Tokyo Ueno Station

Published in 2019 by (first published 2014)
180 pages

epub


Yu Miri is a Zainichi Korean playwright, novelist, and essayist. Yu writes in Japanese, her native language, but is a citizen of South Korea.

Yu was born in Yokohama, Kanagawa Prefecture, Japan, to Korean parents. After dropping out of the Kanagawa Kyoritsu Gakuen high school, she joined the Tokyo Kid Brothers (東京キッドブラザース) theater troupe and worked as an actress and assistant director. In 1986, she formed a troupe called Seishun Gogetsutō (青春五月党), and the first of several plays written by her was published in 1991.

In the early 1990s, Yu switched to writing prose. Her novels include Furu Hausu (フルハウス, “Full House”, 1996), which won the Noma literary prize for best work by a new author; Kazoku Shinema (家族シネマ, “Family Cinema,” 1997), which won the prestigious Akutagawa Prize; Gōrudo Rasshu (ゴールドラッシュ, “Gold Rush” 1998), which was translated into English as Gold Rush (2002); and Hachi-gatsu no Hate (8月の果て, “The End of August,” 2004). She has published a dozen books of essays and memoirs, and she was an editor of and contributor to the literary quarterly en-taxi. Her best-selling memoir Inochi (命, “Life”) was made into a movie, also titled Inochi.

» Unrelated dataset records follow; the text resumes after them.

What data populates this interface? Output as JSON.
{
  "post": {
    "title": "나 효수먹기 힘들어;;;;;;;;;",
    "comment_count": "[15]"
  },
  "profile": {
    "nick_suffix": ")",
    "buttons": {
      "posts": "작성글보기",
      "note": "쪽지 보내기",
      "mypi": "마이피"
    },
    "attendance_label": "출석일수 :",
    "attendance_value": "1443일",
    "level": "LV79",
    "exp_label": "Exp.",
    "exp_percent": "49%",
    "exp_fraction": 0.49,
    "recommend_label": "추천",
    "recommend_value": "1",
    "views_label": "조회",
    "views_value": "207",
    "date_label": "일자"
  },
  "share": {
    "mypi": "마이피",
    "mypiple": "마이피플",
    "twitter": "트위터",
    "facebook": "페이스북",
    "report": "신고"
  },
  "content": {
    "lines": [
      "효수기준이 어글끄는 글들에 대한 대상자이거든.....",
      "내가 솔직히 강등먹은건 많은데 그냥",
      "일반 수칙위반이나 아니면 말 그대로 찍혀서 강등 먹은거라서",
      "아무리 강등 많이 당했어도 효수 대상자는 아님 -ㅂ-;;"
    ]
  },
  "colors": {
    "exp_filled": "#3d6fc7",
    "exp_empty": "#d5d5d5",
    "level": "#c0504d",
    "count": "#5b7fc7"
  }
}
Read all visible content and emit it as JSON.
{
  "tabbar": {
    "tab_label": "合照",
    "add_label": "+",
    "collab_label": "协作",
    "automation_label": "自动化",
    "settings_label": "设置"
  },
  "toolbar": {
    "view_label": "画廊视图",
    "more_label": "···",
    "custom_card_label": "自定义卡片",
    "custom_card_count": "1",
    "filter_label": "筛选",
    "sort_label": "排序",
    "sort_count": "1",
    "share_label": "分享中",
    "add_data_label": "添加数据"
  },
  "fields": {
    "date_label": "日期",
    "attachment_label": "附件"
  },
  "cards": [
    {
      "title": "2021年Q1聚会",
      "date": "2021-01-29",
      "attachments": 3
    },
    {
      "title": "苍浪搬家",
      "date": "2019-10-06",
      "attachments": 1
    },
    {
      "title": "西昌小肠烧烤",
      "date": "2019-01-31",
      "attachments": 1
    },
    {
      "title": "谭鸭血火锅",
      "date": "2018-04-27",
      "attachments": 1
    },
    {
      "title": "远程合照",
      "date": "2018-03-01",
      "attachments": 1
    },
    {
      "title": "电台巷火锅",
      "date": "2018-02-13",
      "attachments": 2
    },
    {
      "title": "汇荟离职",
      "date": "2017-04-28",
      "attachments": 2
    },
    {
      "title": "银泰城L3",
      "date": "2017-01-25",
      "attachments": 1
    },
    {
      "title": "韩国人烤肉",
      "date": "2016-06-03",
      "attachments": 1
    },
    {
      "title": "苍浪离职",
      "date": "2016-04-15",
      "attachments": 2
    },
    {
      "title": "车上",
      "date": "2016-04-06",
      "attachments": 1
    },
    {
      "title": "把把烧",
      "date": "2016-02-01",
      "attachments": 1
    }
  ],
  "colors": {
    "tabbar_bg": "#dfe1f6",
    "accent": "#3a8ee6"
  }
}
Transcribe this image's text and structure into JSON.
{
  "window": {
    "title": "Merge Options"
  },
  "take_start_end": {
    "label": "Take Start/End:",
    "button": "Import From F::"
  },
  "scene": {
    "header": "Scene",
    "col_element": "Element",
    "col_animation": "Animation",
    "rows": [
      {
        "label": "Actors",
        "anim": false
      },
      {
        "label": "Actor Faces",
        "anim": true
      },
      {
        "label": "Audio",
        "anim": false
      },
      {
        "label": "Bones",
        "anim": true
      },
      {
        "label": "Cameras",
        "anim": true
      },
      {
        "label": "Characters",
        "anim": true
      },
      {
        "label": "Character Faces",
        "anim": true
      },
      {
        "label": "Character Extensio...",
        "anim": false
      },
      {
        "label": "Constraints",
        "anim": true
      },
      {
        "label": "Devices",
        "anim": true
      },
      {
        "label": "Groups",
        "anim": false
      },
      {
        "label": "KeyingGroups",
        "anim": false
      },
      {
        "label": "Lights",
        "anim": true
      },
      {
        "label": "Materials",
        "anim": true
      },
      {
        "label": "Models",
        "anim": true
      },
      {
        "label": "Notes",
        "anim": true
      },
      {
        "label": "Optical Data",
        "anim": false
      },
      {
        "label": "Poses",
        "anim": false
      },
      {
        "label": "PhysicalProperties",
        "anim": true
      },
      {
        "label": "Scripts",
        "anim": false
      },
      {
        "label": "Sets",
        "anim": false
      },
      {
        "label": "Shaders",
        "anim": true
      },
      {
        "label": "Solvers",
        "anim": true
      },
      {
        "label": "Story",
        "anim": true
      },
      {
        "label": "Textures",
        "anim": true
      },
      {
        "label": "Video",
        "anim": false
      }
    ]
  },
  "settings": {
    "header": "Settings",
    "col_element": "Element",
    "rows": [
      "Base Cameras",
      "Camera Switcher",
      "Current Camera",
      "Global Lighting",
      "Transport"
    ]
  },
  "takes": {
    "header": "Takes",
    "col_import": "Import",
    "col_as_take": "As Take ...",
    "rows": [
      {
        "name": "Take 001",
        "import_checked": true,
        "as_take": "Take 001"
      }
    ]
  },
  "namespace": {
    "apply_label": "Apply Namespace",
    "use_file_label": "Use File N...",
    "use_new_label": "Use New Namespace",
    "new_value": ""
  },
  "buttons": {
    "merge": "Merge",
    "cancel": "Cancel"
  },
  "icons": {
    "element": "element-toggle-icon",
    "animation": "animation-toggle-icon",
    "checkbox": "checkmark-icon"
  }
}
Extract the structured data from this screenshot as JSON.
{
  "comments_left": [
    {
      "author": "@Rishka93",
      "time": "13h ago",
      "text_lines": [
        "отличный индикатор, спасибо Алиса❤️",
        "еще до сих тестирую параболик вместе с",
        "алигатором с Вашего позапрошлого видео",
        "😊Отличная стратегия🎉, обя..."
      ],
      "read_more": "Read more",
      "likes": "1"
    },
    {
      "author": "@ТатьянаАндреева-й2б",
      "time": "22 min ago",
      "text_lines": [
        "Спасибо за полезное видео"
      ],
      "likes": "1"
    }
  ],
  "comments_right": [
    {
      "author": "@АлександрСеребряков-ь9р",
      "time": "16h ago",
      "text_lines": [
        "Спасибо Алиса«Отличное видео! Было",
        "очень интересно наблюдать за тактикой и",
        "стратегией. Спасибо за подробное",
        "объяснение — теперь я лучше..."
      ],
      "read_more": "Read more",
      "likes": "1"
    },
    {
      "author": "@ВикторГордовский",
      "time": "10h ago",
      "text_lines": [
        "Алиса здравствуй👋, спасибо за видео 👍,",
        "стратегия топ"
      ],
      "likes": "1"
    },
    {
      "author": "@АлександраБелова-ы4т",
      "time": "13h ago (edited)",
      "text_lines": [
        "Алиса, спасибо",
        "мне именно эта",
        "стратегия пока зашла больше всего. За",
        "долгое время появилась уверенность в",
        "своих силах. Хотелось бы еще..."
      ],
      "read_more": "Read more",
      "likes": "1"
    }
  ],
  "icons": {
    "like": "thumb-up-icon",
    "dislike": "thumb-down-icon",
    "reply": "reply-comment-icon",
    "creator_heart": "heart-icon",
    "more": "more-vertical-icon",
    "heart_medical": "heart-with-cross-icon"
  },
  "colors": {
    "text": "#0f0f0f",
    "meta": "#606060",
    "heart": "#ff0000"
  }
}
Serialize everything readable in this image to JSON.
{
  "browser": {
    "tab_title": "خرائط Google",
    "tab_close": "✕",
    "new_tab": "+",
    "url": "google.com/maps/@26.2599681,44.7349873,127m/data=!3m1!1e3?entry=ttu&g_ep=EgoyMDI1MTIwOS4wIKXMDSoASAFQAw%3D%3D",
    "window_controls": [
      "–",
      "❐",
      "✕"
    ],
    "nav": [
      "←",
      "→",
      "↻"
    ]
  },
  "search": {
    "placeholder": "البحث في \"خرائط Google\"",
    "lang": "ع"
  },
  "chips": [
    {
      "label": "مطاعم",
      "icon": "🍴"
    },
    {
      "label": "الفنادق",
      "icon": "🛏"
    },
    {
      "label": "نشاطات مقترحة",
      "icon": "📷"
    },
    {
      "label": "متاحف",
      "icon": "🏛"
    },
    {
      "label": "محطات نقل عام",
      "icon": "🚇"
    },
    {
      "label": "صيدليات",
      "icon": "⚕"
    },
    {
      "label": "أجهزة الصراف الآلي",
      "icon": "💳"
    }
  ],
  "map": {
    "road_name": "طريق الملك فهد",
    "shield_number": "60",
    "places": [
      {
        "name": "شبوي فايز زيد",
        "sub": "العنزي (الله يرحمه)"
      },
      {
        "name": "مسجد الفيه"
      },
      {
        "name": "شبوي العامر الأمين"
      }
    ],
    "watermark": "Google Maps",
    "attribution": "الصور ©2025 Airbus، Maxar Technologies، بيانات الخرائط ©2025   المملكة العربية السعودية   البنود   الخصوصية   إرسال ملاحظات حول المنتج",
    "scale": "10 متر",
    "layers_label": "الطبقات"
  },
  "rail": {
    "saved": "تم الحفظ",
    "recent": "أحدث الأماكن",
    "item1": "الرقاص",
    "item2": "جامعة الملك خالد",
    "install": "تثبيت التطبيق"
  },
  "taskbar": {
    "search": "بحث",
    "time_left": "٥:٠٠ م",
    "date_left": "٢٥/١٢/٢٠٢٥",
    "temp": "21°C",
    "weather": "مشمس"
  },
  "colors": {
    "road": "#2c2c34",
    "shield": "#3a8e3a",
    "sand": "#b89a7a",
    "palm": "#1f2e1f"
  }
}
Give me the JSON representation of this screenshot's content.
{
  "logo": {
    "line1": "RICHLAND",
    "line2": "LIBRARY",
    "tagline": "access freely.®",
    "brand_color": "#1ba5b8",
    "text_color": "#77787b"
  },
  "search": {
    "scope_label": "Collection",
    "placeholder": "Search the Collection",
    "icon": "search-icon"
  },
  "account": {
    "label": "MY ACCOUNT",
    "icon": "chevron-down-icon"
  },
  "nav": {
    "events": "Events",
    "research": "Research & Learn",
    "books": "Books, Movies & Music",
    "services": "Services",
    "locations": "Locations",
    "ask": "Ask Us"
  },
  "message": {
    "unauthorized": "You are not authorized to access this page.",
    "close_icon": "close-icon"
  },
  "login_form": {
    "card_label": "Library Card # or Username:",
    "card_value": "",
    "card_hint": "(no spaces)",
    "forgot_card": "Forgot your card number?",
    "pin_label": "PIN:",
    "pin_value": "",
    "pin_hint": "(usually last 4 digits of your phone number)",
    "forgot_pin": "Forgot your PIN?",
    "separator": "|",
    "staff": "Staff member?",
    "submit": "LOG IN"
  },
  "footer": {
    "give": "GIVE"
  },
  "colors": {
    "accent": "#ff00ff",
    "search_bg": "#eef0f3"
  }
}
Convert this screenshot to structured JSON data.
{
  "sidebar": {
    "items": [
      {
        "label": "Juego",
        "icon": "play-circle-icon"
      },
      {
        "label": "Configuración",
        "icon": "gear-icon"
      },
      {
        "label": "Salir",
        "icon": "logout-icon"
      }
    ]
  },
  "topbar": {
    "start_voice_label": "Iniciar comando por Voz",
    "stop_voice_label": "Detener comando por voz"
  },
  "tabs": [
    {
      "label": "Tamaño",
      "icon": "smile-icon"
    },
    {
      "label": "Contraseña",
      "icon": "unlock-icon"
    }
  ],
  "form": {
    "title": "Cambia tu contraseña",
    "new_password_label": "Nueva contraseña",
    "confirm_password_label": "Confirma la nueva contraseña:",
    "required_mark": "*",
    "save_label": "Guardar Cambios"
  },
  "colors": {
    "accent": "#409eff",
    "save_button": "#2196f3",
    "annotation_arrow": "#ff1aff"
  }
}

Yu’s first novel, a semiautobiographical work titled Ishi ni Oyogu Sakana (石に泳ぐ魚, “The Fish Swimming in the Stone”) published in the September 1994 issue of the literary journal Shinchō, became the focus of a legal and ethical controversy. The model for one of the novel’s main characters—and the person referred to indirectly by the title—objected to her depiction in the story. The publication of the novel in book form was blocked by court order, and some libraries restricted access to the magazine version. After a prolonged legal fight and widespread debate over the rights of authors, readers, and publishers versus individuals’ rights to privacy, a revised version of the novel was published in 2002.

Yu has experienced racist backlash to her work because of her ethnic background, with some events at bookstores being canceled due to bomb threats. After the 2011 Tōhoku earthquake and tsunami Yu began to travel to the affected areas often, and from March 16, 2012, she hosted a weekly radio show called “Yu Miri no Futari to Hitori” (柳美里の二人と一人, “Yu Miri’s Two People and One Person”) on a temporary emergency broadcasting station called Minamisōma Hibari FM, based in Minamisōma, Fukushima.

Her book Tokyo Ueno Station reflects her engagement with historical memory and margins by incorporating themes of a migrant laborer from northeastern Japan and his work on Olympic construction sites in Tokyo, as well as the March 11, 2011 disaster.

Since April 2015, Yu has lived in Minamisōma, Fukushima. In 2018, she opened a bookstore called Full House and a theatre space called LaMaMa ODAKA at her home in Odaka District

What is this book about?
As a work of post-tsunami literature and a protest against the 2020 Tokyo Olympics, this novel is of utmost importance to this moment, a powerful rebuke to the Imperial system and a sensitive, deeply felt depiction of the lives of Japan’s most vulnerable people.

Kazu is dead. Born in Fukushima in 1933, the same year as the Emperor, his life is tied by a series of coincidences to the Imperial family and has been shaped at every turn by modern Japanese history. But his life story is also marked by bad luck, and now, in death, he is unable to rest easily, haunting the park near Ueno Station. It is here that Kazu s life in Tokyo began and ended, having arrived there to work as a labourer in the run up to the 1964 Tokyo Olympics before ending his days living in the vast homeless villages in the park, traumatised by the destruction of the 2011 tsunami and enraged by the announcement of the 2020 Olympics.

Akutagawa-award-winning author Yū Miri uses her outsider’s perspective as a Zainichi (Korean-Japanese) writer to craft a novel of utmost importance to this moment, a powerful rebuke to the Imperial system and a sensitive, deeply felt depiction of the lives of Japan’s most vulnerable people.